Franz Fehér

from Wikipedia, the free encyclopedia

Franz Fehér (born January 22, 1903 in Szenttamás , Austria-Hungary , † February 16, 1991 ) was a Hungarian-German chemist who worked in the field of non-metal chemistry .

Life

Franz Fehér was born in Szenttamás, the Serbian town of Srbobran since 1918 , as the son of a Hungarian and a Hungarian-German . After graduating from the humanistic grammar school in Verbász , he studied chemistry at the technical universities of Hanover and Stuttgart , where he received his diploma in 1925. For financial reasons, he then returned to his hometown for two years, where he taught mathematics, physics and chemistry at an upper secondary school. He then returned to the TH Stuttgart and was awarded a Dr.-Ing. In 1929 with Arthur Simon with the thesis "Contributions to the knowledge of manganese dioxide hydrates and manganese oxides" . PhD.

Fehér married Magdalena Fischer in 1931, whom he had met as a student while working as a laboratory assistant and who also came from a Danube Swabian family.

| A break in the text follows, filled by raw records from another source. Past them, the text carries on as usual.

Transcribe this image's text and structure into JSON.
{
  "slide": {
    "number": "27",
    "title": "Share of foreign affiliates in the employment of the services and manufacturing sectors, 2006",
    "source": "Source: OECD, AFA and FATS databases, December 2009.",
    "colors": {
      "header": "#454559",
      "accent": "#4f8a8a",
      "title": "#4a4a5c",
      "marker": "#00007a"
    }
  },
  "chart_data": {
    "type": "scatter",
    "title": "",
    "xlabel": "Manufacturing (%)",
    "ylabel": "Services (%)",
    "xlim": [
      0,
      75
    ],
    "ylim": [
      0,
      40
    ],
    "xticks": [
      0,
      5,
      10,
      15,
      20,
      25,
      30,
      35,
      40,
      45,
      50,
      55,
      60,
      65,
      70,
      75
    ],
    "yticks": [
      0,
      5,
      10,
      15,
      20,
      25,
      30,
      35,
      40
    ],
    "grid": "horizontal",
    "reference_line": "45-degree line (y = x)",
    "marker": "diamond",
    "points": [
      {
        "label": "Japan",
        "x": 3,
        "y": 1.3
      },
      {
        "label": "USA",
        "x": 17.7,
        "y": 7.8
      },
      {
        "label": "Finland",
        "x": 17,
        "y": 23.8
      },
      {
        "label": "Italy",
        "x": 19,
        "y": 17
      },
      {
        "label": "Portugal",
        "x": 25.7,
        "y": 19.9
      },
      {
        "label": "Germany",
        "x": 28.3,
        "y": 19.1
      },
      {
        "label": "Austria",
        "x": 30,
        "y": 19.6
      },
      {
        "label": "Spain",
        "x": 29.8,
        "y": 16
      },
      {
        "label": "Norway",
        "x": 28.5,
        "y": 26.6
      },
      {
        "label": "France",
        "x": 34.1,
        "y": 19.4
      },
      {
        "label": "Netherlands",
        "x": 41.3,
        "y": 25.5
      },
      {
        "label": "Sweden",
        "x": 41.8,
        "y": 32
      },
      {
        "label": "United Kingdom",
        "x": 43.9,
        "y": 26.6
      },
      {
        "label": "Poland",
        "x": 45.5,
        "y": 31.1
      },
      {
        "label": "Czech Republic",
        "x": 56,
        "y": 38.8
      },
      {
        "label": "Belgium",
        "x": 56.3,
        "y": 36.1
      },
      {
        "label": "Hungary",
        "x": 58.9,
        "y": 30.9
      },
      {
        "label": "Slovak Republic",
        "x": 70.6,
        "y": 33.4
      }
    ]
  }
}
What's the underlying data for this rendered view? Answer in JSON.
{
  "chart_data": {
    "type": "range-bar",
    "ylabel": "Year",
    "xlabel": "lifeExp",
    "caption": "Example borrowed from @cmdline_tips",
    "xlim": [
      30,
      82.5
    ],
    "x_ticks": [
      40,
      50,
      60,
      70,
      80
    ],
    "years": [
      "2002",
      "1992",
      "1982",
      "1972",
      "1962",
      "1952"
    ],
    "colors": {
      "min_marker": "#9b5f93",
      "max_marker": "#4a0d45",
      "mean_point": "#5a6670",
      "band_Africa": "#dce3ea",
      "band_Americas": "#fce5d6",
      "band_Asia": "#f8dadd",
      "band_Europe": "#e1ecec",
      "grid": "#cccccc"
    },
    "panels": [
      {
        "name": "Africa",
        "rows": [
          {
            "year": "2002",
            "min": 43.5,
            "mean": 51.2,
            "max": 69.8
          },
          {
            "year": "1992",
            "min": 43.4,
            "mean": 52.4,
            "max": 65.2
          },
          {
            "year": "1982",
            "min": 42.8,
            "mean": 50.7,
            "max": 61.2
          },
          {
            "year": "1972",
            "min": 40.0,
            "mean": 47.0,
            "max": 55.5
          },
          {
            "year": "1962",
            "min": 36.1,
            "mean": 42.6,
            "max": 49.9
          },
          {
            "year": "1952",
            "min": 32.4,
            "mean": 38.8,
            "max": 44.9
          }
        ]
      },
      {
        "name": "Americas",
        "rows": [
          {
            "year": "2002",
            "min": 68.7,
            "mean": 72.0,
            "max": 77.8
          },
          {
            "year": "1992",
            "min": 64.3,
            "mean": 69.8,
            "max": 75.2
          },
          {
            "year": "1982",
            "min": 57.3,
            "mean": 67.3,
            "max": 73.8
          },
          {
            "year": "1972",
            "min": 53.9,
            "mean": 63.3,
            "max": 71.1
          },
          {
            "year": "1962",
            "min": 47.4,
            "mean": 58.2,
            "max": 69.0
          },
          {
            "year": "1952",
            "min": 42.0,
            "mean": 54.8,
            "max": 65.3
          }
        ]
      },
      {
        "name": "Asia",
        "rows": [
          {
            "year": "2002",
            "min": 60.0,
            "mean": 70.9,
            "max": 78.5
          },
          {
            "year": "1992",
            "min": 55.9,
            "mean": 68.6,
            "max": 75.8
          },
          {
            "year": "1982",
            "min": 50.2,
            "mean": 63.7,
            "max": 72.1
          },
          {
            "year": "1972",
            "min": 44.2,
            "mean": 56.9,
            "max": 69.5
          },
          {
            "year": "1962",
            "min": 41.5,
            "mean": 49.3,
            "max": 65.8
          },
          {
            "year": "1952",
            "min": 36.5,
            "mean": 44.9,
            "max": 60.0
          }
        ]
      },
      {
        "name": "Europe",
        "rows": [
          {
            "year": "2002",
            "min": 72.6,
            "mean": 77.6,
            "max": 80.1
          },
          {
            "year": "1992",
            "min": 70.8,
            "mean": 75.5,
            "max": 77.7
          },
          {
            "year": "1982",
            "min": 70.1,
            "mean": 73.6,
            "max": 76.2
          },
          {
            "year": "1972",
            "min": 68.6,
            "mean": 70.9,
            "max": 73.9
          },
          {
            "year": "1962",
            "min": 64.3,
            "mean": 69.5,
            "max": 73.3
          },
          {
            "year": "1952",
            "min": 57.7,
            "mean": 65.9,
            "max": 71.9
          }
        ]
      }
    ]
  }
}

After further assistant positions in Stuttgart, he followed his doctoral supervisor Simon to the TH Dresden in 1932 , where he became a regular assistant. There he completed his habilitation in 1938 with the text " Raman spectroscopic and X-ray examinations of 100% hydro-, deuterium and alkali peroxides" and received a teaching license a short time later . After he had accepted German citizenship in 1931, Fehér was drafted several times between 1935 and 1939 for exercises in the Wehrmacht and was involved in the attack on Poland at the beginning of the Second World War . As part of Werner Osenberg's plans , he was classified as “indispensable”, brought back from the front and continued teaching at the TH Dresden.

In 1942, Fehér accepted an invitation from Nobel Prize winner Adolf Windaus to the University of Göttingen , where he initially headed the Inorganic Chemistry Department at the Chemical Institute as a senior assistant and became an adjunct professor from 1944. In 1949 Fehér was appointed associate professor for inorganic and analytical chemistry at the University of Cologne (at the request of Kurt Alder ) and thus took over the management of a chair at the Institute of Chemistry, the equipment of which had been largely destroyed in the Second World War. In 1958 he became deputy head of the Chemical Institute. After he had refused a call to the University of Hamburg , he became a full professor and director of the newly created, independent Institute for Inorganic Chemistry at the University of Cologne in 1961. In 1971 he retired.

In 1962 he was elected a member of the Leopoldina .

Fehér dealt with acyclic sulfur compounds , using the Raman spectroscopy learned during his time in Dresden. These included polysulfanes , alkali metal polysulfides , halogen sulfanes, aryl and alkyl sulfanes. From the 1960s and after his retirement, he dealt with higher silanes and Germanic peoples . In doing so, he continued the work of Alfred Stock and, in contrast to Stock's view, was able to demonstrate that the higher silanes form branched isomers and thus resemble the alkanes more than expected.

Marianne Baudler (professor in Cologne), Karl-Heinz Linke (1933–1977 professor in Cologne) and Heinz Dieter Lutz (from 1972 professor in Siegen) were among his post-doctoral students in Cologne. Other students were Hans Joachim Berthold (University of Hanover) and Günter Winkhaus (University of Mainz).

literature

Fonts

  • Contributions to the knowledge of manganese dioxide hydrates and manganese oxides . Verl. Chemie, Berlin 1932.
  • Raman spectroscopic and X-ray examinations of 100% hydro-, deuterium and alkali peroxides . Habilitation thesis, Dresden University of Technology, 1938.
  • Nuclear magnetic resonance spectroscopic investigations in the field of the preparative chemistry of higher silanes . Research reports of the State of North Rhine-Westphalia No. 2545, Section Chemistry, Westdeutscher Verlag, Opladen 1976.
  • Molecular spectroscopic investigations in the field of silanes and heterocyclic sulfanes . Research reports of the State of North Rhine-Westphalia No. 2632, Department of Physics / Chemistry / Biology, Westdeutscher Verlag, Opladen 1977.

Individual evidence

  1. Historical. University of Cologne, Department of Chemistry. January 3, 2013, accessed January 29, 2017.
  2. Member entry of Franz Fehér (with picture) at the German Academy of Natural Scientists Leopoldina , accessed on January 21, 2017.